Overcoming age divisions through an intergenerational approach to care

Lucie Mitchell investigates initiatives which aim to boost multigenerational activity, from intergenerational nurseries to multigenerational workforces.

Three generations smiling to camera


Britain is both an ageing and age-segregated nation. In addition to this, many working parents are finding themselves in a position where they are caring for their children as well as an elderly relative at the same time – the so-called ‘sandwich generation’ – which brings its own challenges too.

As a result, initiatives are being developed to help boost multigenerational activity and bridge the age gap. This kind of intergenerational practice is becoming more commonplace in the care sector. For instance, Apples and Honey Nightingale is the UK’s first intergenerational nursery, where children and elderly residents can participate in daily activities together as the nursery shares the same site as the care home.

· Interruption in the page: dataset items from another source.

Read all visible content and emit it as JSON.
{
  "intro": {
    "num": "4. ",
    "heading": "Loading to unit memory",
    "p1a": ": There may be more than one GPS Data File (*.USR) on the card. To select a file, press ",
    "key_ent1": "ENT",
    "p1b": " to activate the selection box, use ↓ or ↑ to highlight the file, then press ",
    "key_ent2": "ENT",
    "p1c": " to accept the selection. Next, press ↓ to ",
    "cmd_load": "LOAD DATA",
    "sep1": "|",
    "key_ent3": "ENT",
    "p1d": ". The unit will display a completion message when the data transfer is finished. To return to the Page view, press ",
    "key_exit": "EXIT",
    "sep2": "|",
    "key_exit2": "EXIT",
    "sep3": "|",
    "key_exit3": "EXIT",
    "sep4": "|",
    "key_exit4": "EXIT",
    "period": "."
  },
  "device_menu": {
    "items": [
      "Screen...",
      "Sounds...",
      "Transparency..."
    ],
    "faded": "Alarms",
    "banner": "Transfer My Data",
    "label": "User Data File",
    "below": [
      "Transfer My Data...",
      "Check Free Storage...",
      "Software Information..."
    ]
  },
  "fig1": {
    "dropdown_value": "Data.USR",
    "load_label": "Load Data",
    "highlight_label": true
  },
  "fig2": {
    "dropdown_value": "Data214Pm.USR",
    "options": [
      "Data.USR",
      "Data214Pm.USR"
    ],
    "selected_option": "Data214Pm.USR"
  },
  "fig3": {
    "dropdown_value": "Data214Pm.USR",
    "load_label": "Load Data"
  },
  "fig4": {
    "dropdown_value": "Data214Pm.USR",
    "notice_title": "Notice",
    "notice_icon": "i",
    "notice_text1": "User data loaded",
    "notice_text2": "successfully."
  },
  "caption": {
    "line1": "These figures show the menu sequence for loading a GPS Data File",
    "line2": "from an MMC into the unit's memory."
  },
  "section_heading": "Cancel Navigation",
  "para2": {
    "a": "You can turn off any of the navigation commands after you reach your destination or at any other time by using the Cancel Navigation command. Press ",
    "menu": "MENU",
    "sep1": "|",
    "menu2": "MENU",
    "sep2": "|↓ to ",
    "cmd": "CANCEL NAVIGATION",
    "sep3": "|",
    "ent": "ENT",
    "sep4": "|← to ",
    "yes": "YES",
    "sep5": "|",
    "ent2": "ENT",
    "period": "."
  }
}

What is intergenerational practice?

Essentially, intergenerational practice is about uniting people of all ages, for the benefit of everyone involved. The most common definition is by the Beth Johnson Foundation (2009): “Intergenerational practice aims to bring people together in purposeful, mutually beneficial activities which promote greater understanding and respect between different generations and contributes to building more cohesive communities. Intergenerational practice is inclusive, building on the positive resources that the younger and older generations have to offer each other and those around them.”

Lorraine George, learning and development officer at Generations Working Together (GWT), which supports intergenerational work across Scotland, says that intergenerational practice can take many forms.

“Whilst it may look different within education than when carried out in youth work, or adult social care, intergenerational practice essentially links together a range of processes that build positive relationships between generations, bringing mutual benefits to all involved,” she remarks.

Intergenerational training

Apples and Honey Nightingale has launched a set of accredited qualifications in intergenerational care and education, designed to support people who are interested in becoming intergenerational practitioners across early years, education, health and social care settings.

“Most care professionals and early years practitioners are not trained in intergenerational (IG) practice, which is a great pity as it means that many programmes are not of a high standard, are not impactful and are not relational,” comments Judith Ish-Horowicz MBE, co- founder and director of Apples and Honey Nightingale. “That is why I set up the Apples and Honey Nightingale Education and Training Centre, which is an NCFE/CACHE registered training centre with a focus on delivering IG training. There are other providers who offer half day and one-day introductory courses, but the reality is that, without both the care sector and the education sector prioritising IG training, the take up for these courses will be limited.”

Intergenerational training in England is less joined up and harder to source than in Scotland, adds George, where GWT provides intergenerational training courses of various lengths, funded by the Scottish government.

“GWT offers a variety of intergenerational training sessions, including an eight-week course aimed at anyone who wants to gain a deeper understanding of intergenerational work, its purpose, impact and practical application to enable them to apply this within their own work,” she says.

What skills do intergenerational practitioners need?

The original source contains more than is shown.